And the new number is......

Drumroll......



224K. I can't remember the last time I had a count over 200K--probably after my last WinRho treatment in 2007. Now the question is....is this the rituxan, or the PopTarts?

Hey, that's great! All that from one little infusion..... :woohoo:

(Or maybe the pop tarts :whistle: )

Great number Tamar...... Wonder what side effects the pop tarts have

milly wrote: Great number Tamar...... Wonder what side effects the pop tarts have

I have not found PopTarts to have any side effects (other than being addictive.....).

Well, I'm officially declaring the low dose rituxan treatment a FAIL this time around. It brought my platelet count up over 200K for the first time in probably 10 years as you can see above, but that was VERY short lived (the next count was in the 70s) and I've been hovering between 35-60K for the last 2 months. Earlier this week my count was 48K.

I gave it a long grace period, because last time it took 29 weeks to top 100K (if memory serves). But this time there's no upward trend at all. Oh, well, it was worth a try.

(PS, I only had that one box of PopTarts, then laid off of them to see if the rituxan could hold its own....)

Tamar, I would call 35-60 a partial remission. Ellen's partial remission has lasted 11 months now, and she has needed no treatment. I hope yours lasts as well.

Pop Tarts come in some weird flavors now, maybe pumpkin has more power than strawberry.

I'd go with chocolate. Hands down!

Well, you're hanging in there at a safe range. Do you think it might have made a difference if you'd had more than one low-dose infusion? Maybe that's worth a shot next time.

My count has never been over 200 in my entire adult life. Congratulations on such wonderful results. Now I suppose I should consider "PoTart therapy" despite having never liked those things.

I'm with you, AOI, I think Poptarts are disgusting :S
Glad I don't need them to treat!

You guys probably don't toast them first. You gotta toast them! :woohoo:

Rob16 wrote: Tamar, I would call 35-60 a partial remission. Ellen's partial remission has lasted 11 months now, and she has needed no treatment. I hope yours lasts as well.

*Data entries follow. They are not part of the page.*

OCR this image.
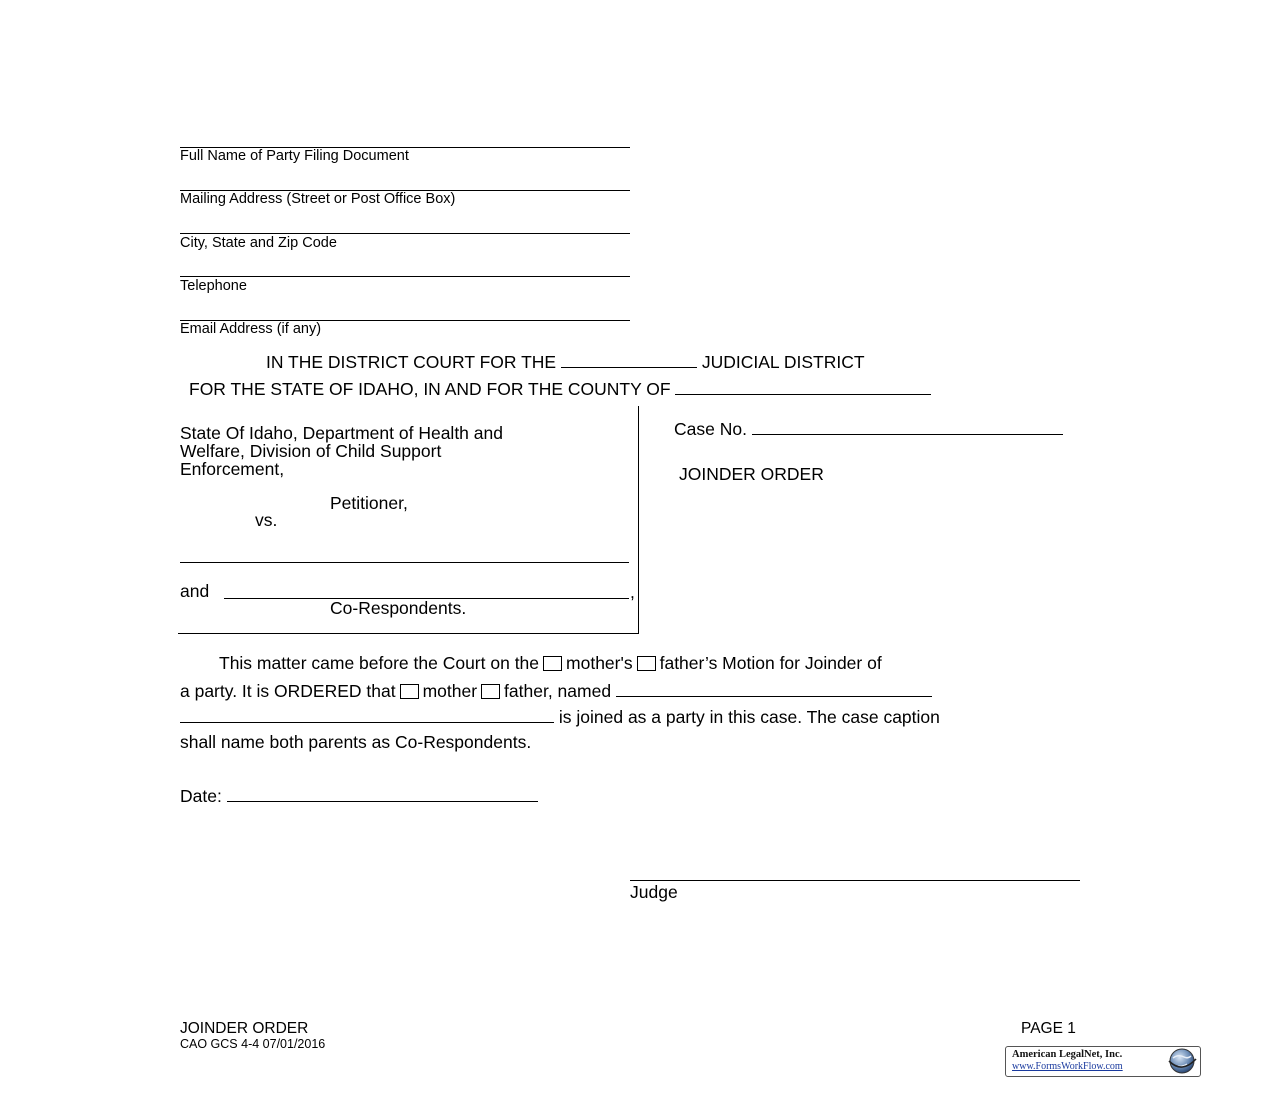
Full Name of Party Filing Document
Mailing Address (Street or Post Office Box)
City, State and Zip Code
Telephone
Email Address (if any)
IN THE DISTRICT COURT FOR THE	JUDICIAL DISTRICT
FOR THE STATE OF IDAHO, IN AND FOR THE COUNTY OF
State Of Idaho, Department of Health and
Welfare, Division of Child Support
Enforcement,
Petitioner,
vs.
and	,
Co-Respondents.
Case No.
JOINDER ORDER
This matter came before the Court on the mother's father’s Motion for Joinder of
a party. It is ORDERED that mother father, named
is joined as a party in this case. The case caption
shall name both parents as Co-Respondents.
Date:
Judge
JOINDER ORDER
CAO GCS 4-4 07/01/2016
PAGE 1
American LegalNet, Inc.
www.FormsWorkFlow.com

Rob, I'd agree with you if my count hadn't been hovering around 40-50K for most of 2014. Last count in 2014 was 29K, then when I visited the hematologist in early Feb I had a horrendous cold and my count was 16K. You may recall I got antibiotics for that weekend and my count was up to 100K on the day I got the rituxan.

I'm just fine with my count, though I do get some ugly bruises and occasional petiechia. I was just hoping for the 5-6 years of around 80-120K I got from the last low dose.

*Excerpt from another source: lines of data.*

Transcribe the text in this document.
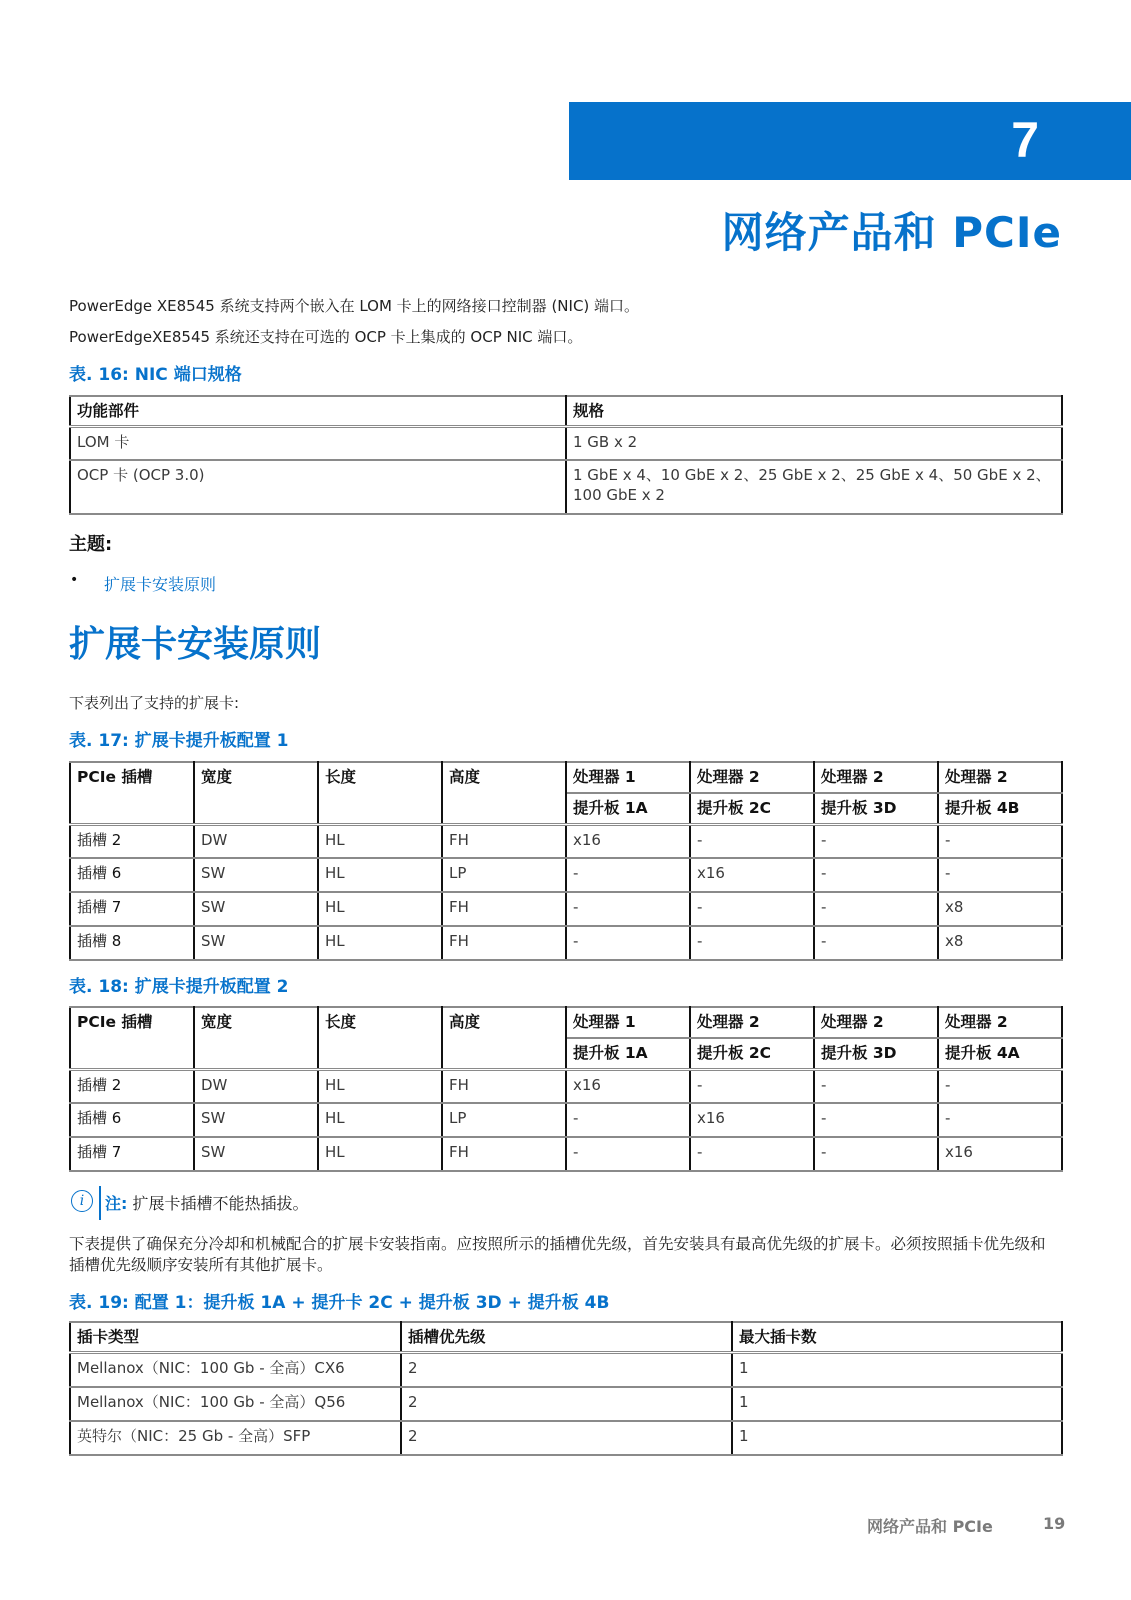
7
网络产品和 PCIe
PowerEdge XE8545 系统支持两个嵌入在 LOM 卡上的网络接口控制器 (NIC) 端口。
PowerEdgeXE8545 系统还支持在可选的 OCP 卡上集成的 OCP NIC 端口。
表. 16: NIC 端口规格
功能部件	规格
LOM 卡	1 GB x 2
OCP 卡 (OCP 3.0)	1 GbE x 4、10 GbE x 2、25 GbE x 2、25 GbE x 4、50 GbE x 2、100 GbE x 2
主题:
• 扩展卡安装原则
扩展卡安装原则
下表列出了支持的扩展卡:
表. 17: 扩展卡提升板配置 1
PCIe 插槽	宽度	长度	高度	处理器 1	处理器 2	处理器 2	处理器 2
				提升板 1A	提升板 2C	提升板 3D	提升板 4B
插槽 2	DW	HL	FH	x16	-	-	-
插槽 6	SW	HL	LP	-	x16	-	-
插槽 7	SW	HL	FH	-	-	-	x8
插槽 8	SW	HL	FH	-	-	-	x8
表. 18: 扩展卡提升板配置 2
PCIe 插槽	宽度	长度	高度	处理器 1	处理器 2	处理器 2	处理器 2
				提升板 1A	提升板 2C	提升板 3D	提升板 4A
插槽 2	DW	HL	FH	x16	-	-	-
插槽 6	SW	HL	LP	-	x16	-	-
插槽 7	SW	HL	FH	-	-	-	x16
i	注: 扩展卡插槽不能热插拔。
下表提供了确保充分冷却和机械配合的扩展卡安装指南。应按照所示的插槽优先级，首先安装具有最高优先级的扩展卡。必须按照插卡优先级和插槽优先级顺序安装所有其他扩展卡。
表. 19: 配置 1：提升板 1A + 提升卡 2C + 提升板 3D + 提升板 4B
插卡类型	插槽优先级	最大插卡数
Mellanox（NIC：100 Gb - 全高）CX6	2	1
Mellanox（NIC：100 Gb - 全高）Q56	2	1
英特尔（NIC：25 Gb - 全高）SFP	2	1
网络产品和 PCIe	19
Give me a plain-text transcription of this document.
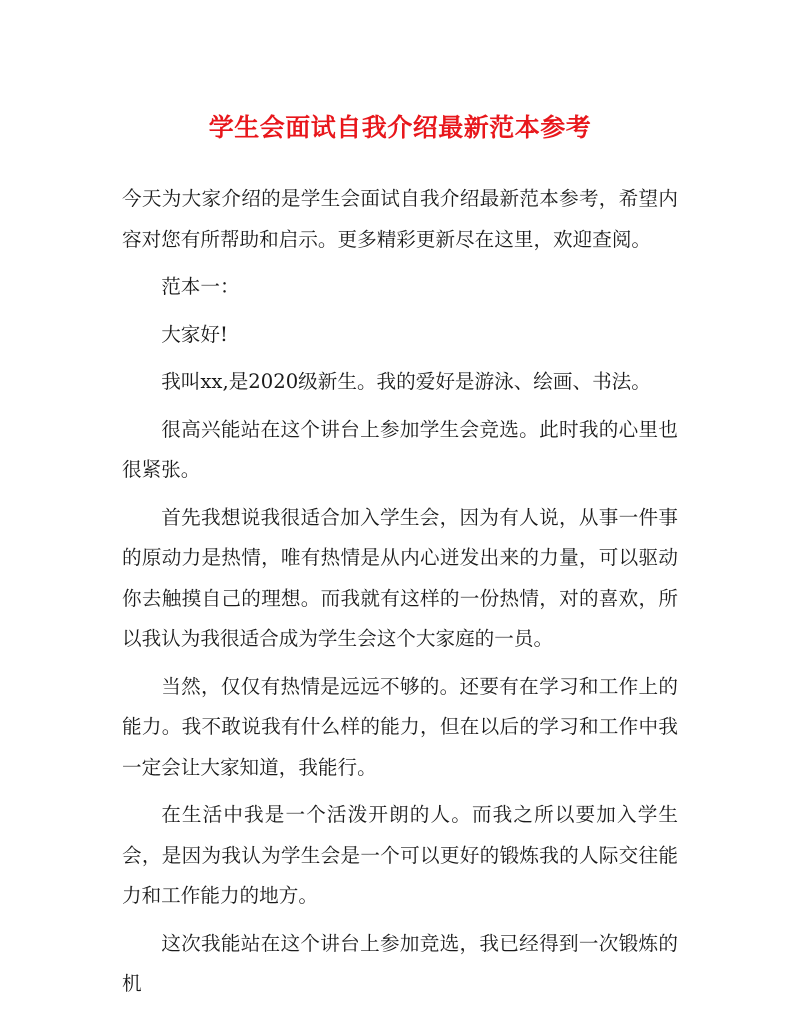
学生会面试自我介绍最新范本参考

今天为大家介绍的是学生会面试自我介绍最新范本参考，希望内容对您有所帮助和启示。更多精彩更新尽在这里，欢迎查阅。

范本一：

大家好!

我叫xx,是2020级新生。我的爱好是游泳、绘画、书法。

很高兴能站在这个讲台上参加学生会竞选。此时我的心里也很紧张。

首先我想说我很适合加入学生会，因为有人说，从事一件事的原动力是热情，唯有热情是从内心迸发出来的力量，可以驱动你去触摸自己的理想。而我就有这样的一份热情，对的喜欢，所以我认为我很适合成为学生会这个大家庭的一员。

当然，仅仅有热情是远远不够的。还要有在学习和工作上的能力。我不敢说我有什么样的能力，但在以后的学习和工作中我一定会让大家知道，我能行。

在生活中我是一个活泼开朗的人。而我之所以要加入学生会，是因为我认为学生会是一个可以更好的锻炼我的人际交往能力和工作能力的地方。

这次我能站在这个讲台上参加竞选，我已经得到一次锻炼的机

Sandi wrote: I'd go with chocolate. Hands down!

Well, you're hanging in there at a safe range. Do you think it might have made a difference if you'd had more than one low-dose infusion? Maybe that's worth a shot next time.

Sandi, I think I might be excluded from additional rituxan treatments due to some slight serum sickness-like symptoms. Otherwise I'd be game for another 200mg soon to see if it makes a difference on top of the 400mg in Feb.

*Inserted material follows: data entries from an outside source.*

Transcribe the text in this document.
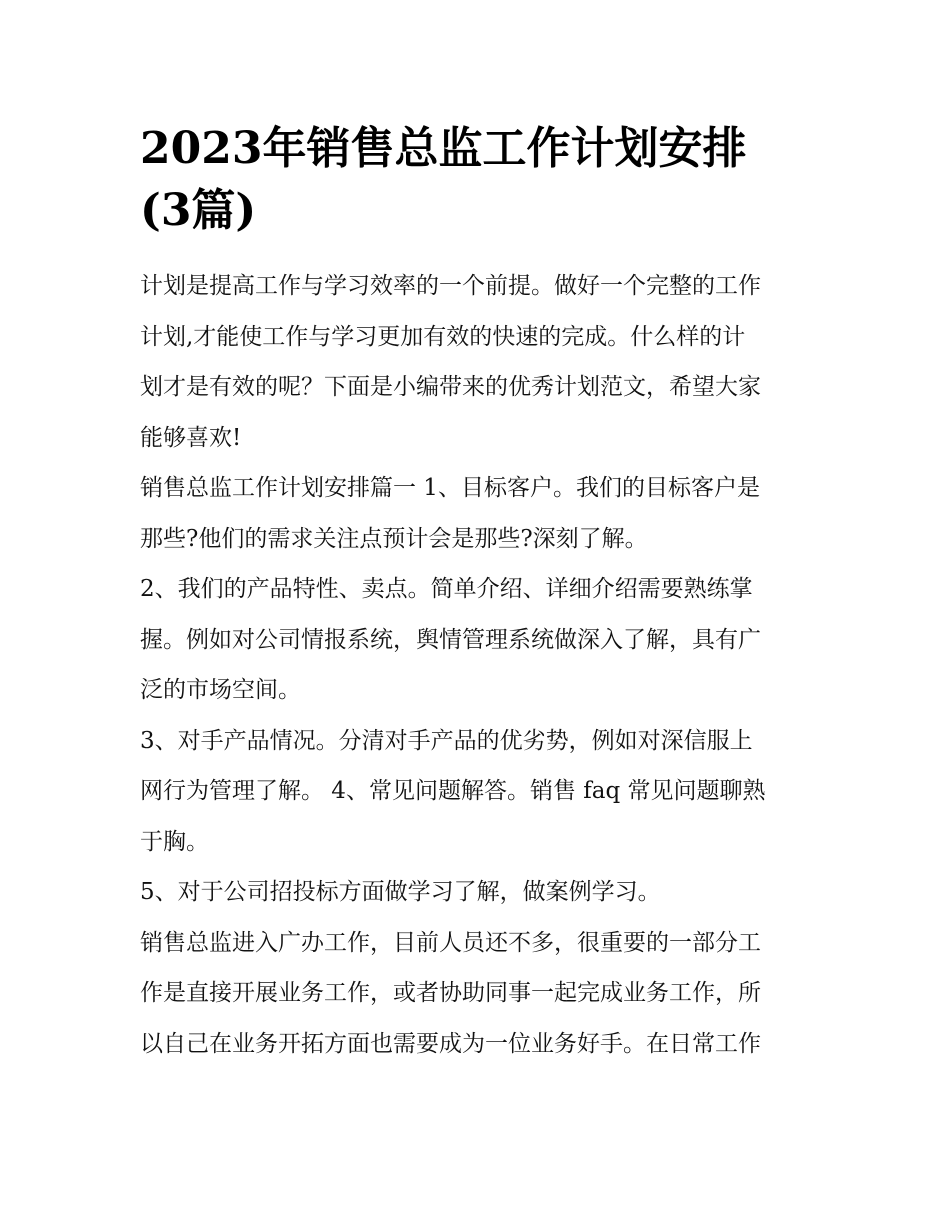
2023年销售总监工作计划安排
(3篇)

计划是提高工作与学习效率的一个前提。做好一个完整的工作
计划,才能使工作与学习更加有效的快速的完成。什么样的计
划才是有效的呢？下面是小编带来的优秀计划范文，希望大家
能够喜欢!

销售总监工作计划安排篇一 1、目标客户。我们的目标客户是
那些?他们的需求关注点预计会是那些?深刻了解。

2、我们的产品特性、卖点。简单介绍、详细介绍需要熟练掌
握。例如对公司情报系统，舆情管理系统做深入了解，具有广
泛的市场空间。

3、对手产品情况。分清对手产品的优劣势，例如对深信服上
网行为管理了解。 4、常见问题解答。销售 faq 常见问题聊熟
于胸。

5、对于公司招投标方面做学习了解，做案例学习。

销售总监进入广办工作，目前人员还不多，很重要的一部分工
作是直接开展业务工作，或者协助同事一起完成业务工作，所
以自己在业务开拓方面也需要成为一位业务好手。在日常工作
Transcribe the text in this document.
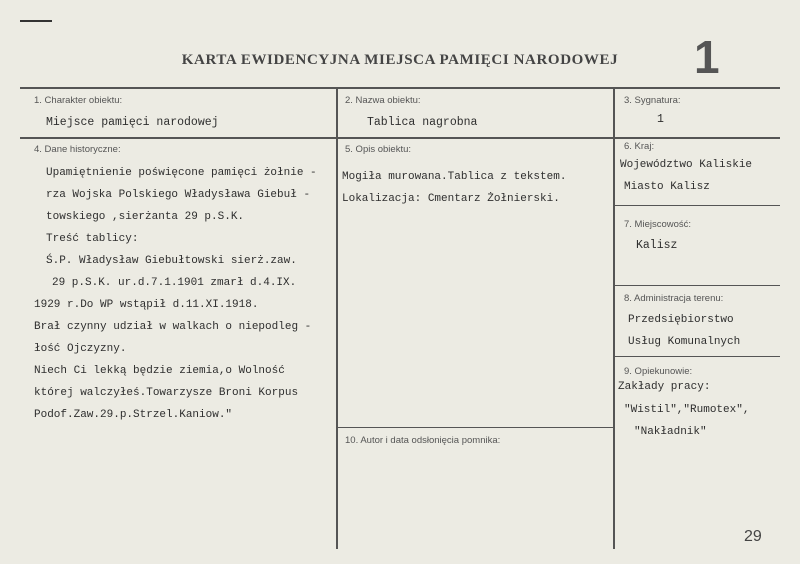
KARTA EWIDENCYJNA MIEJSCA PAMIĘCI NARODOWEJ	1
29
1. Charakter obiektu:
Miejsce pamięci narodowej
2. Nazwa obiektu:
Tablica nagrobna
3. Sygnatura:
1
4. Dane historyczne:
Upamiętnienie poświęcone pamięci żołnie -
rza Wojska Polskiego Władysława Giebuł -
towskiego ,sierżanta 29 p.S.K.
Treść tablicy:
Ś.P. Władysław Giebułtowski sierż.zaw.
29 p.S.K. ur.d.7.1.1901 zmarł d.4.IX.
1929 r.Do WP wstąpił d.11.XI.1918.
Brał czynny udział w walkach o niepodleg -
łość Ojczyzny.
Niech Ci lekką będzie ziemia,o Wolność
której walczyłeś.Towarzysze Broni Korpus
Podof.Zaw.29.p.Strzel.Kaniow."
5. Opis obiektu:
Mogiła murowana.Tablica z tekstem.
Lokalizacja: Cmentarz Żołnierski.
6. Kraj:
Województwo Kaliskie
Miasto Kalisz
7. Miejscowość:
Kalisz
8. Administracja terenu:
Przedsiębiorstwo
Usług Komunalnych
9. Opiekunowie:
Zakłady pracy:
"Wistil","Rumotex",
"Nakładnik"
10. Autor i data odsłonięcia pomnika:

My hema noted that my lymphocytes didn't seem to budge, even when I was up over 200K. If I drop again, I'm likely to go back to WinRho.

Sandi wrote: You guys probably don't toast them first. You gotta toast them! :woohoo:

Toasted, room-temperature, chilled, frozen, or even dehydrated... I just don't like the things. (I probably should riff on green eggs and ham here .)

Separately, I just watched a pharmacotherapy lecture earlier today in which rituxan was discussed. I'm trying to learn more about its uses in ITP and other situations.

So Chocolate poptarts it is! I'll bring that one up at my next doctors meeting! See what she thinks lol

Sorry the number didn't stay up it was a nice jump up!